Pittsburgh & Lake Erie Railroad Company v. Railway Labor Executives' Association

PETITIONER: Pittsburgh & Lake Erie Railroad Company
RESPONDENT: Railway Labor Executives' Association
LOCATION: Checker Gasoline Station

DOCKET NO.: 87-1589
DECIDED BY: Rehnquist Court (1988-1990)
LOWER COURT: United States Court of Appeals for the Third Circuit

CITATION: 491 US 490 (1989)
ARGUED: Mar 29, 1989
DECIDED: Jun 21, 1989

ADVOCATES:
John B. O'Clarke, Jr. - on behalf of Respondents
Jeffrey P. Minear - as amicus curiae
Richard L. Wyatt, Jr. - on behalf of Petitioner

Facts of the case

Question

Media for Pittsburgh & Lake Erie Railroad Company v. Railway Labor Executives' Association

Audio Transcription for Oral Argument - March 29, 1989 in Pittsburgh & Lake Erie Railroad Company v. Railway Labor Executives' Association

William H. Rehnquist:

We'll hear argument next in No. 87-1589, Pittsburgh & Lake Erie Railroad Company v. Railway Labor Executives' Association, and No. 87-1888, Pittsburgh & Lake Erie Railroad Company v. Railway Labor Executives' Association.

Richard L. Wyatt, Jr.:

Mr. Chief Justice, and may it please the Court:

Seventeen months ago the Pittsburgh & Lake Erie Railroad decided to go out of the railroad business.

The simple undeniable fact in this case is that after years of losses and a fruitless search for a buyer, it finally found a buyer willing to buy its assets.

Deciding to exercise its fundamental right to go out of business, it entered into an agreement to sell certain of its assets to Railco.

Now, 17 months later, much against its will, the railroad is still in business and it's still losing enormous amounts of money, Over one--

Excuse me.

Richard L. Wyatt, Jr.:

--million dollars each month.

Antonin Scalia:

How fundamental is that right not to go out of business?

Can the Interstate Commerce Commission prevent a railroad from going... it can certainly prevent a railroad that stays in business from abandoning certain parts of its operations.

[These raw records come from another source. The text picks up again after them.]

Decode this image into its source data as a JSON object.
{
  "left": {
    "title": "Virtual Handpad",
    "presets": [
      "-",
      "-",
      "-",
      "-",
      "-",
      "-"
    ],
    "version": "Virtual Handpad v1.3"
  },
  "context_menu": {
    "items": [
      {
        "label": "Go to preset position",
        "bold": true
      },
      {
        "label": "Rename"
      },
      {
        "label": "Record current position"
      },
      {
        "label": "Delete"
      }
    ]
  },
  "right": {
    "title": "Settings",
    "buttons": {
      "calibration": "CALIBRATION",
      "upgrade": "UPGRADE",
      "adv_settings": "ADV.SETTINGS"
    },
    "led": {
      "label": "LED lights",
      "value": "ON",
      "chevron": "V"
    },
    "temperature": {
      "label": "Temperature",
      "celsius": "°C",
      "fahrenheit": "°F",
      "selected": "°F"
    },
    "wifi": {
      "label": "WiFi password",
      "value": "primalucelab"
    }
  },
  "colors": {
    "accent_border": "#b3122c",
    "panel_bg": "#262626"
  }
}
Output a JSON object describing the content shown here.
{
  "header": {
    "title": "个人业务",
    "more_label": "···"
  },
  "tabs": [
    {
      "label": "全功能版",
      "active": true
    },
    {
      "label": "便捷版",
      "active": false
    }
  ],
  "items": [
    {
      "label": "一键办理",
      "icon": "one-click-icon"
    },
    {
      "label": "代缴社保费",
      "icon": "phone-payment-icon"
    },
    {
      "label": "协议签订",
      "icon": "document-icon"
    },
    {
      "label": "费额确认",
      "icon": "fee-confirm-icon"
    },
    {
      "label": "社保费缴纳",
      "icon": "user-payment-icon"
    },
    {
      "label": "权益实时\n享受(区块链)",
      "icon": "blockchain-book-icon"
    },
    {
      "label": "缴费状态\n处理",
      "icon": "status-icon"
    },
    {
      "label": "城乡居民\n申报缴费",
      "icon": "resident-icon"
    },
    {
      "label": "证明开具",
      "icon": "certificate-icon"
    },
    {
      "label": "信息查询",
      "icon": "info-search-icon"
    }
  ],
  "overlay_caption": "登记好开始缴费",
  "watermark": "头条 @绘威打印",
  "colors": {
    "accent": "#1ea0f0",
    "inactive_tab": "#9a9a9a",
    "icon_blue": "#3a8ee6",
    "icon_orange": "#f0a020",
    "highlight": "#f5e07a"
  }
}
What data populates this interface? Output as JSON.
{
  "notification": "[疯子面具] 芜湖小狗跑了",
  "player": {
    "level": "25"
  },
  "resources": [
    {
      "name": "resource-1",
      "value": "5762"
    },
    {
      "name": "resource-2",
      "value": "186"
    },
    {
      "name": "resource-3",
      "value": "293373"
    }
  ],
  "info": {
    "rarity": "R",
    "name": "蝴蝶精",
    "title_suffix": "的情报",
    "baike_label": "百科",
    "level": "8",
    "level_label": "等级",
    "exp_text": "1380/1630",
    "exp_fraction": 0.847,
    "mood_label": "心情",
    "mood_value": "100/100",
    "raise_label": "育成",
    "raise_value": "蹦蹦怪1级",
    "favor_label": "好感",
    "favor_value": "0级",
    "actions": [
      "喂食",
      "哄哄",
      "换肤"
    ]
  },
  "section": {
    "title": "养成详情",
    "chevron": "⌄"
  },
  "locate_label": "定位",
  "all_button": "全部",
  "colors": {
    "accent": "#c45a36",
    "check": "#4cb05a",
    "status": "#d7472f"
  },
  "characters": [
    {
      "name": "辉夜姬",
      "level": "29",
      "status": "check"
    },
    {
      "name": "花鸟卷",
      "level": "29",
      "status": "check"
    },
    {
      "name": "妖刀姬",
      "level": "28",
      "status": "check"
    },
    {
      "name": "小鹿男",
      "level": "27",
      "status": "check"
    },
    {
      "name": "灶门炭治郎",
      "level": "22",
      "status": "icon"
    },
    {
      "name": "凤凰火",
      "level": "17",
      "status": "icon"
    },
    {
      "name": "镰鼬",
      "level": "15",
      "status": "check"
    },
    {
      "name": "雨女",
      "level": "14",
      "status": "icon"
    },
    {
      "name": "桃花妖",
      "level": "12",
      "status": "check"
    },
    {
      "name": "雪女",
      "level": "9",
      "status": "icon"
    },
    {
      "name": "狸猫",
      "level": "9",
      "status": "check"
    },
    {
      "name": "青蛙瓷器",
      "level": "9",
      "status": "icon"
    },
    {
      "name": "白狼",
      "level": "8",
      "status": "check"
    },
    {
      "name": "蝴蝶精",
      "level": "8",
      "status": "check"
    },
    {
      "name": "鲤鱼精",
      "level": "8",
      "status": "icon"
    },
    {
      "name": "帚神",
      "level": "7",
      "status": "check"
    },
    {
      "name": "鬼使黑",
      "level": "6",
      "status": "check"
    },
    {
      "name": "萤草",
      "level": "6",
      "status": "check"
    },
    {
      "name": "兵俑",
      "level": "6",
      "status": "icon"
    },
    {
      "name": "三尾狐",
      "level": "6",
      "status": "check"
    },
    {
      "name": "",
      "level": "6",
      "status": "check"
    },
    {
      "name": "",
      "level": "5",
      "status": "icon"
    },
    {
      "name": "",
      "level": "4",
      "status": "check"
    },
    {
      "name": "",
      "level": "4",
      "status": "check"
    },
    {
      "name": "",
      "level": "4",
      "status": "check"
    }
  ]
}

Can the Interstate Commerce Commission compel a railroad to continue to serve if it really wants to go entirely out of business?

Richard L. Wyatt, Jr.:

Your Honor, they cannot require them to serve indefinitely, as we indicate in the Fifth Amendment cases.

I believe the Brooks-Scanlon case was a railroad case where the Interstate Commerce Commission tried to prolong the railroad from going out of business.

There is a point at which a losing railroad has a right, even as against the ICC, to go completely out of business.

But Mr. Justice Scalia is correct, the ICC does have the authority to require that railroad to delay its exit from the industry.

And that is exclusively the ICC's authority.

Antonin Scalia:

And that's theoretically all we're talking about here.

A delay of exit, I suppose.

Richard L. Wyatt, Jr.:

Well, at this point we are now talking about a 17-month delay in exit, which appears to stretch on endlessly.

We are now talking about an interminable delay and we're talking about a specific ICC order in this case, Mr. Justice Scalia, which said the immediate consummation of that transaction to Railco was in the public interest and it should have been done immediately.

Instead, what we have in this case now are two companion rulings from the Third Circuit Court of Appeals that hold that the company, while it was free to decide to go out of business, it could not do so until it completed the bargaining processes of the Act.

And it also held that RLEA's strike, launched, as the district court said, to deliberately frustrate the terms of the ICC-approved sale, and for that purpose alone, that that strike could not be enjoined as a violation of the Interstate Commerce Act.

But, really, we believe three issues critical to the resolution of the issues this Court granted certiorari on.

Those three issues are, first, the Interstate Commerce Act, the nature and scope of the Interstate Commerce Commission's exclusive and plenary jurisdiction in these transactions.

The second is the nature and scope of the Railway Labor Act's bargaining command, and it's command... and its prohibition on unilateral action.

Do those bargaining commands and do those prohibitions apply to ICC-regulated transactions?

We think there's a third critical issue.

Depending on the resolution of the Interstate Commerce Act issue and the Railway Labor Act issue, it may not be necessary to reach it.

But the third issue would be the accommodation issue.

And that is if these two conflicting laws do... if these two laws do apply in a way where there is a conflict, what is the appropriate accommodation of the two laws.